Mrs. T continues to recover smoothly from her double-lung transplant surgery. Her chest cavity, which was deliberately left open after the operation, was washed out and closed up last night, and the doctors at New York-Presbyterian Hospital told me afterward that the procedure was uneventful (as they expected it to be).
As for her new lungs, one of her nurses described them to me as “looking beautiful.” She is still deeply sedated and on a respirator, but the slow process of waking her up will commence at some point in the next day or two, and I hope to be by her side when she opens her eyes and realizes that she is (A) not dead and (B) has a brand-new pair of lungs.

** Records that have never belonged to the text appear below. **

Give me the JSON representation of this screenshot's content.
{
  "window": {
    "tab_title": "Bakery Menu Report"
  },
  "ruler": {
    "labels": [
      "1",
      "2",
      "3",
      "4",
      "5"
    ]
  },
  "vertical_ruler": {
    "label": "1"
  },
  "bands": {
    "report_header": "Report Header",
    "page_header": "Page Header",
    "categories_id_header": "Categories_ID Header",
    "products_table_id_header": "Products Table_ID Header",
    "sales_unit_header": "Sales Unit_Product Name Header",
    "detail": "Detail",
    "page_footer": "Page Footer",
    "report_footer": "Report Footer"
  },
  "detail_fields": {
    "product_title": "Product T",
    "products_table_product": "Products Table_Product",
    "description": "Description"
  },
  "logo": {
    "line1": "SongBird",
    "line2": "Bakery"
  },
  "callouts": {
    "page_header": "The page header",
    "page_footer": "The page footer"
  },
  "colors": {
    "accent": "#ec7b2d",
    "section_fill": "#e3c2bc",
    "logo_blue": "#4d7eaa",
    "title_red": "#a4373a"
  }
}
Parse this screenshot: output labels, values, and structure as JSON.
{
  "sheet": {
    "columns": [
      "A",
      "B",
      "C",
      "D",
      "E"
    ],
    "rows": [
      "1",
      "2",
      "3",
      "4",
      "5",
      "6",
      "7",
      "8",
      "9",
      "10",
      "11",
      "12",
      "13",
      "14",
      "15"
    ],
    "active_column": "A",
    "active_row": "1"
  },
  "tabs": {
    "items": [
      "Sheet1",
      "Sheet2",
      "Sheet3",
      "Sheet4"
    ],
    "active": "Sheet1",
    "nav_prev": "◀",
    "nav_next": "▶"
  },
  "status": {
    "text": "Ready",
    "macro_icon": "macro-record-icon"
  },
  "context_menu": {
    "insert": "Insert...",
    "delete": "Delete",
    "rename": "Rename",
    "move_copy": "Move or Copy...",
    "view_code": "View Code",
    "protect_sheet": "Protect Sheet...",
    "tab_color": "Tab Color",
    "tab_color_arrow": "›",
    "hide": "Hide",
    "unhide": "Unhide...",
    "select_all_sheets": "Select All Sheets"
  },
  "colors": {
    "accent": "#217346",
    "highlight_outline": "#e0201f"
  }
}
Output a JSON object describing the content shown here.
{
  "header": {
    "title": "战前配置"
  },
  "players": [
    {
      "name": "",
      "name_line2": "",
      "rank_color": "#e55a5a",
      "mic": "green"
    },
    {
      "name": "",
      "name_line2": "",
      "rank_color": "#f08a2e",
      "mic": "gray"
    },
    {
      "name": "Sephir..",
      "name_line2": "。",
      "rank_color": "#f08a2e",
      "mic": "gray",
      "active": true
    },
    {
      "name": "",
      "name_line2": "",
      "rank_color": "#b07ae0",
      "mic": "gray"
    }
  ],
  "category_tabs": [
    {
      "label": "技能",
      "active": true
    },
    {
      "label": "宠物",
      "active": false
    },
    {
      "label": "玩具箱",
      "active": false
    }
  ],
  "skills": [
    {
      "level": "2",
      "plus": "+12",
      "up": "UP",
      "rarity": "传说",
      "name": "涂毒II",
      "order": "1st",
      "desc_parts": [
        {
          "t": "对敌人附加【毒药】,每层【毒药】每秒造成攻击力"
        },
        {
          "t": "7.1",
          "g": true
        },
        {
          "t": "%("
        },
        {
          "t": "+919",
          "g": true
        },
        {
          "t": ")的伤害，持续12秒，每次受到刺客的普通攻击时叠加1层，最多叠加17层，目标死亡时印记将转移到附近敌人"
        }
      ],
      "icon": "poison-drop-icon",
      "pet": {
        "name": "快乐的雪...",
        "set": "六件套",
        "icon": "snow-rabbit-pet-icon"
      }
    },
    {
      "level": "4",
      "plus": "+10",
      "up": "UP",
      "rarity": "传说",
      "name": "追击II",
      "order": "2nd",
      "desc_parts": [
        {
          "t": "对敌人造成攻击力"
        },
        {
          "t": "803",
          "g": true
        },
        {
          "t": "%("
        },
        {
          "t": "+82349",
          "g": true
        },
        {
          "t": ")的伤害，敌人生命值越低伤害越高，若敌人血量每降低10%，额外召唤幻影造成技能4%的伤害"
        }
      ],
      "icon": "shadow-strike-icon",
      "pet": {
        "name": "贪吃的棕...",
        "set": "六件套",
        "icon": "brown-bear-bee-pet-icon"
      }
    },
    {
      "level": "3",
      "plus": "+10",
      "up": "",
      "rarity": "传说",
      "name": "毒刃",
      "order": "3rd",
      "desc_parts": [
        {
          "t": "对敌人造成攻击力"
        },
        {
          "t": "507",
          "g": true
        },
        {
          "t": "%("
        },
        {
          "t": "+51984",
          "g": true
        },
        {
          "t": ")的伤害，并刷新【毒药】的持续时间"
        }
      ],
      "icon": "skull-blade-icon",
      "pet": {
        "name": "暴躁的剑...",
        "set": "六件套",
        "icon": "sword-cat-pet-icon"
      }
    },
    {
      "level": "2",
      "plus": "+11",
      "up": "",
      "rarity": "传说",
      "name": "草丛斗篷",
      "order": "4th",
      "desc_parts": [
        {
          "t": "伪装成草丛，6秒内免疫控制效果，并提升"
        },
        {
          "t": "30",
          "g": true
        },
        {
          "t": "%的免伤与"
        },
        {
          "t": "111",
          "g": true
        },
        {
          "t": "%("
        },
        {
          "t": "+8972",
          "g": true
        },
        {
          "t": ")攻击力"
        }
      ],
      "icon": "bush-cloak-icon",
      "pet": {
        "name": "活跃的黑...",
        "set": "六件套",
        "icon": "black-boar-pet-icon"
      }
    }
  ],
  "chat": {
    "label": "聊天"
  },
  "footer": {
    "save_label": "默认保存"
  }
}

I didn’t go to the hospital yesterday, though: I stayed home and spent several hours on the living-room couch, waiting for a call. As those of you who follow the news closely and are familiar with the geography of upper Manhattan may have already guessed, coronavirus has come to my neighborhood. Not only are two victims being treated at New York-Presbyterian, but Yeshiva University’s uptown campus, which is only a few blocks from the hospital and our apartment house, was closed until further notice when an undergraduate there tested positive for the virus.
I’m not an alarmist, and I’m well aware that any personal risk to me is nugatory. On the other hand, Mrs. T, unlike me, is in the highest possible risk category, and it struck me that under the circumstances, it might well be prudent for me to sit tight and wait just a bit longer before visiting her again. Besides, it’s a good time for me to stay home—I’m completely caught up on my work and have no more shows to see until Wednesday—and I can be at the hospital inside of fifteen minutes should anything unexpected happen.
For the moment, then, my plan is to continue resting up from the accumulated stresses of the past few months—and years. Last night, for instance, I sent out for Thai food and watched a Shirley Temple movie, John Ford’s Wee Willie Winkie. I’ll be seeing Mrs. T soon enough, and welcoming her back to the world.